MigrationDescription
20260227100000_create_assistant_brain_entriesCreates assistant_brain_entries table
20260227110000_add_scope_to_brain_entriesAdds scope, user_id, applies_to_services columns
20260227140000_add_sunny_administrator_roleCreates sunny_administrator role in roles table
20260228100001_seed_assistant_brain_entriesSeeds 14 initial brain entries (stub class pattern)
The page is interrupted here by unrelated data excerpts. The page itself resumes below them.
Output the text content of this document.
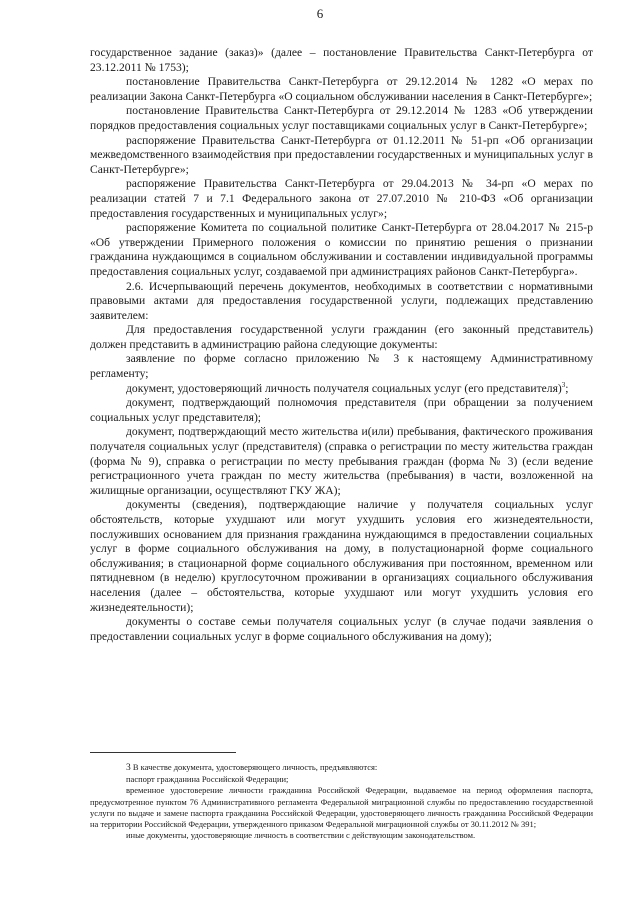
6

государственное задание (заказ)» (далее – постановление Правительства Санкт-Петербурга от 23.12.2011 № 1753);

постановление Правительства Санкт-Петербурга от 29.12.2014 № 1282 «О мерах по реализации Закона Санкт-Петербурга «О социальном обслуживании населения в Санкт-Петербурге»;

постановление Правительства Санкт-Петербурга от 29.12.2014 № 1283 «Об утверждении порядков предоставления социальных услуг поставщиками социальных услуг в Санкт-Петербурге»;

распоряжение Правительства Санкт-Петербурга от 01.12.2011 № 51-рп «Об организации межведомственного взаимодействия при предоставлении государственных и муниципальных услуг в Санкт-Петербурге»;

распоряжение Правительства Санкт-Петербурга от 29.04.2013 № 34-рп «О мерах по реализации статей 7 и 7.1 Федерального закона от 27.07.2010 № 210-ФЗ «Об организации предоставления государственных и муниципальных услуг»;

распоряжение Комитета по социальной политике Санкт-Петербурга от 28.04.2017 № 215-р «Об утверждении Примерного положения о комиссии по принятию решения о признании гражданина нуждающимся в социальном обслуживании и составлении индивидуальной программы предоставления социальных услуг, создаваемой при администрациях районов Санкт-Петербурга».

2.6. Исчерпывающий перечень документов, необходимых в соответствии с нормативными правовыми актами для предоставления государственной услуги, подлежащих представлению заявителем:

Для предоставления государственной услуги гражданин (его законный представитель) должен представить в администрацию района следующие документы:

заявление по форме согласно приложению № 3 к настоящему Административному регламенту;

документ, удостоверяющий личность получателя социальных услуг (его представителя)$^3$;

документ, подтверждающий полномочия представителя (при обращении за получением социальных услуг представителя);

документ, подтверждающий место жительства и(или) пребывания, фактического проживания получателя социальных услуг (представителя) (справка о регистрации по месту жительства граждан (форма № 9), справка о регистрации по месту пребывания граждан (форма № 3) (если ведение регистрационного учета граждан по месту жительства (пребывания) в части, возложенной на жилищные организации, осуществляют ГКУ ЖА);

документы (сведения), подтверждающие наличие у получателя социальных услуг обстоятельств, которые ухудшают или могут ухудшить условия его жизнедеятельности, послуживших основанием для признания гражданина нуждающимся в предоставлении социальных услуг в форме социального обслуживания на дому, в полустационарной форме социального обслуживания; в стационарной форме социального обслуживания при постоянном, временном или пятидневном (в неделю) круглосуточном проживании в организациях социального обслуживания населения (далее – обстоятельства, которые ухудшают или могут ухудшить условия его жизнедеятельности);

документы о составе семьи получателя социальных услуг (в случае подачи заявления о предоставлении социальных услуг в форме социального обслуживания на дому);

3 В качестве документа, удостоверяющего личность, предъявляются:

паспорт гражданина Российской Федерации;

временное удостоверение личности гражданина Российской Федерации, выдаваемое на период оформления паспорта, предусмотренное пунктом 76 Административного регламента Федеральной миграционной службы по предоставлению государственной услуги по выдаче и замене паспорта гражданина Российской Федерации, удостоверяющего личность гражданина Российской Федерации на территории Российской Федерации, утвержденного приказом Федеральной миграционной службы от 30.11.2012 № 391;

иные документы, удостоверяющие личность в соответствии с действующим законодательством.
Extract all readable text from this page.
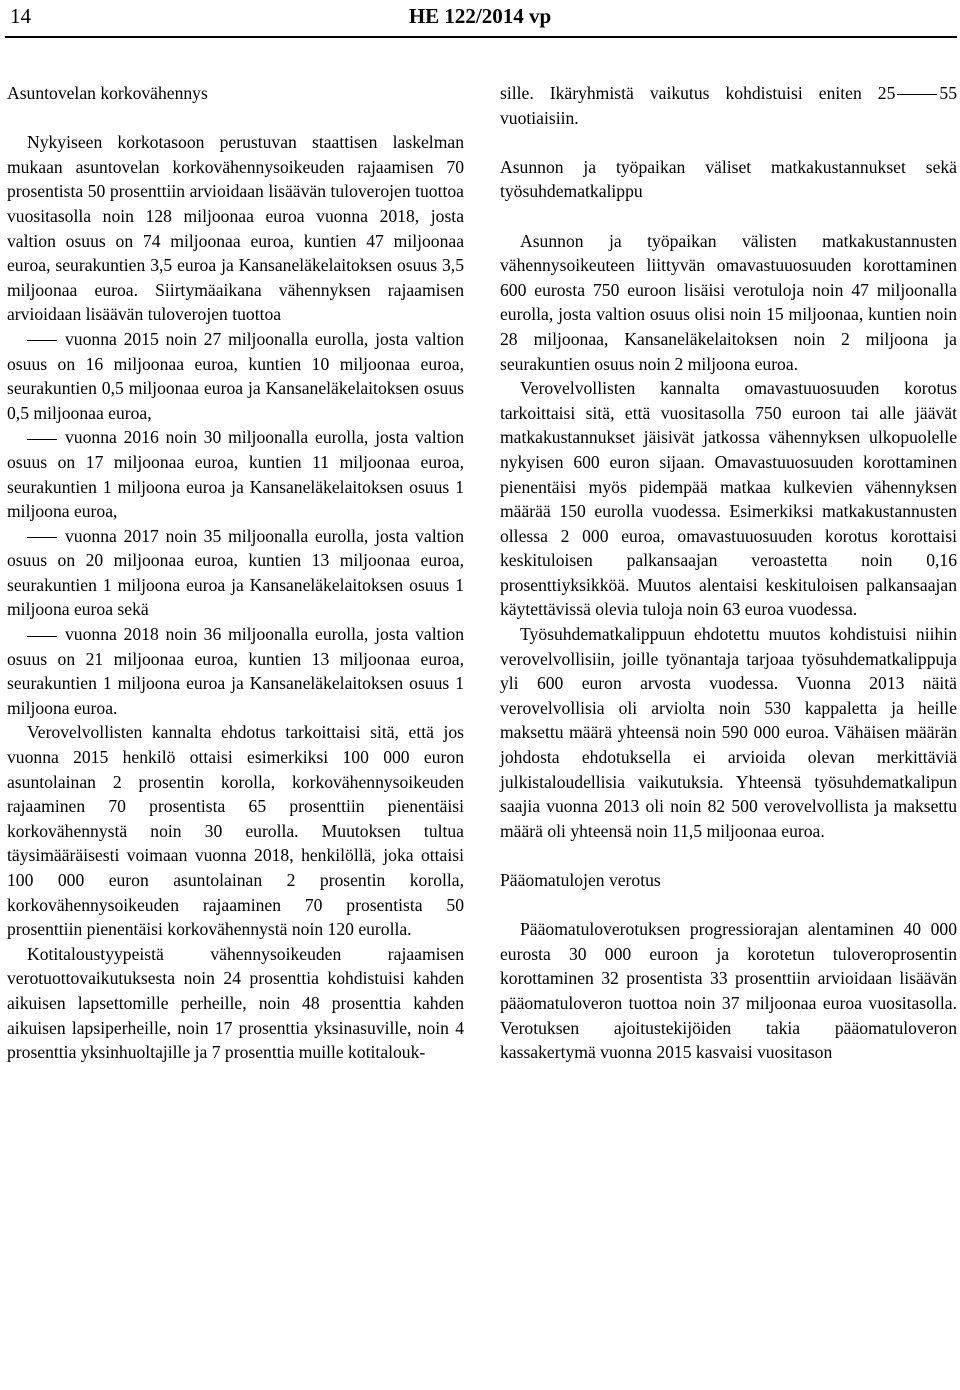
14	HE 122/2014 vp

Asuntovelan korkovähennys

Nykyiseen korkotasoon perustuvan staattisen laskelman mukaan asuntovelan korkovähennysoikeuden rajaamisen 70 prosentista 50 prosenttiin arvioidaan lisäävän tuloverojen tuottoa vuositasolla noin 128 miljoonaa euroa vuonna 2018, josta valtion osuus on 74 miljoonaa euroa, kuntien 47 miljoonaa euroa, seurakuntien 3,5 euroa ja Kansaneläkelaitoksen osuus 3,5 miljoonaa euroa. Siirtymäaikana vähennyksen rajaamisen arvioidaan lisäävän tuloverojen tuottoa

vuonna 2015 noin 27 miljoonalla eurolla, josta valtion osuus on 16 miljoonaa euroa, kuntien 10 miljoonaa euroa, seurakuntien 0,5 miljoonaa euroa ja Kansaneläkelaitoksen osuus 0,5 miljoonaa euroa,

vuonna 2016 noin 30 miljoonalla eurolla, josta valtion osuus on 17 miljoonaa euroa, kuntien 11 miljoonaa euroa, seurakuntien 1 miljoona euroa ja Kansaneläkelaitoksen osuus 1 miljoona euroa,

vuonna 2017 noin 35 miljoonalla eurolla, josta valtion osuus on 20 miljoonaa euroa, kuntien 13 miljoonaa euroa, seurakuntien 1 miljoona euroa ja Kansaneläkelaitoksen osuus 1 miljoona euroa sekä

vuonna 2018 noin 36 miljoonalla eurolla, josta valtion osuus on 21 miljoonaa euroa, kuntien 13 miljoonaa euroa, seurakuntien 1 miljoona euroa ja Kansaneläkelaitoksen osuus 1 miljoona euroa.

Verovelvollisten kannalta ehdotus tarkoittaisi sitä, että jos vuonna 2015 henkilö ottaisi esimerkiksi 100 000 euron asuntolainan 2 prosentin korolla, korkovähennysoikeuden rajaaminen 70 prosentista 65 prosenttiin pienentäisi korkovähennystä noin 30 eurolla. Muutoksen tultua täysimääräisesti voimaan vuonna 2018, henkilöllä, joka ottaisi 100 000 euron asuntolainan 2 prosentin korolla, korkovähennysoikeuden rajaaminen 70 prosentista 50 prosenttiin pienentäisi korkovähennystä noin 120 eurolla.

Kotitaloustyypeistä vähennysoikeuden rajaamisen verotuottovaikutuksesta noin 24 prosenttia kohdistuisi kahden aikuisen lapsettomille perheille, noin 48 prosenttia kahden aikuisen lapsiperheille, noin 17 prosenttia yksinasuville, noin 4 prosenttia yksinhuoltajille ja 7 prosenttia muille kotitalouk-

sille. Ikäryhmistä vaikutus kohdistuisi eniten 25	55 vuotiaisiin.

Asunnon ja työpaikan väliset matkakustannukset sekä työsuhdematkalippu

Asunnon ja työpaikan välisten matkakustannusten vähennysoikeuteen liittyvän omavastuuosuuden korottaminen 600 eurosta 750 euroon lisäisi verotuloja noin 47 miljoonalla eurolla, josta valtion osuus olisi noin 15 miljoonaa, kuntien noin 28 miljoonaa, Kansaneläkelaitoksen noin 2 miljoona ja seurakuntien osuus noin 2 miljoona euroa.

Verovelvollisten kannalta omavastuuosuuden korotus tarkoittaisi sitä, että vuositasolla 750 euroon tai alle jäävät matkakustannukset jäisivät jatkossa vähennyksen ulkopuolelle nykyisen 600 euron sijaan. Omavastuuosuuden korottaminen pienentäisi myös pidempää matkaa kulkevien vähennyksen määrää 150 eurolla vuodessa. Esimerkiksi matkakustannusten ollessa 2 000 euroa, omavastuuosuuden korotus korottaisi keskituloisen palkansaajan veroastetta noin 0,16 prosenttiyksikköä. Muutos alentaisi keskituloisen palkansaajan käytettävissä olevia tuloja noin 63 euroa vuodessa.

Työsuhdematkalippuun ehdotettu muutos kohdistuisi niihin verovelvollisiin, joille työnantaja tarjoaa työsuhdematkalippuja yli 600 euron arvosta vuodessa. Vuonna 2013 näitä verovelvollisia oli arviolta noin 530 kappaletta ja heille maksettu määrä yhteensä noin 590 000 euroa. Vähäisen määrän johdosta ehdotuksella ei arvioida olevan merkittäviä julkistaloudellisia vaikutuksia. Yhteensä työsuhdematkalipun saajia vuonna 2013 oli noin 82 500 verovelvollista ja maksettu määrä oli yhteensä noin 11,5 miljoonaa euroa.

Pääomatulojen verotus

Pääomatuloverotuksen progressiorajan alentaminen 40 000 eurosta 30 000 euroon ja korotetun tuloveroprosentin korottaminen 32 prosentista 33 prosenttiin arvioidaan lisäävän pääomatuloveron tuottoa noin 37 miljoonaa euroa vuositasolla. Verotuksen ajoitustekijöiden takia pääomatuloveron kassakertymä vuonna 2015 kasvaisi vuositason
20260228160000_add_brain_entry_embeddingsCreates content_embeddings partitioned table + AssistantBrainEntry partition; seeds pre-computed vectors
20260228170000_seed_brain_entry_embeddingsInserts pre-computed embedding vectors for the 14 initial entries
20260228190000_add_blog_tagging_brain_entrySeeds two-tier tagging brain entry; queues embedding via after_commit

Migration pattern: Data migrations that create AssistantBrainEntry records during a deploy sequence must use a local stub class (class BrainEntry < ApplicationRecord; self.table_name = 'assistant_brain_entries'; end) if the migration runs before all schema migrations are applied. This avoids NoMethodError from model validations referencing not-yet-existing columns. The final tagging entry (20260228190000) intentionally uses the real model so the after_commit embedding callback fires.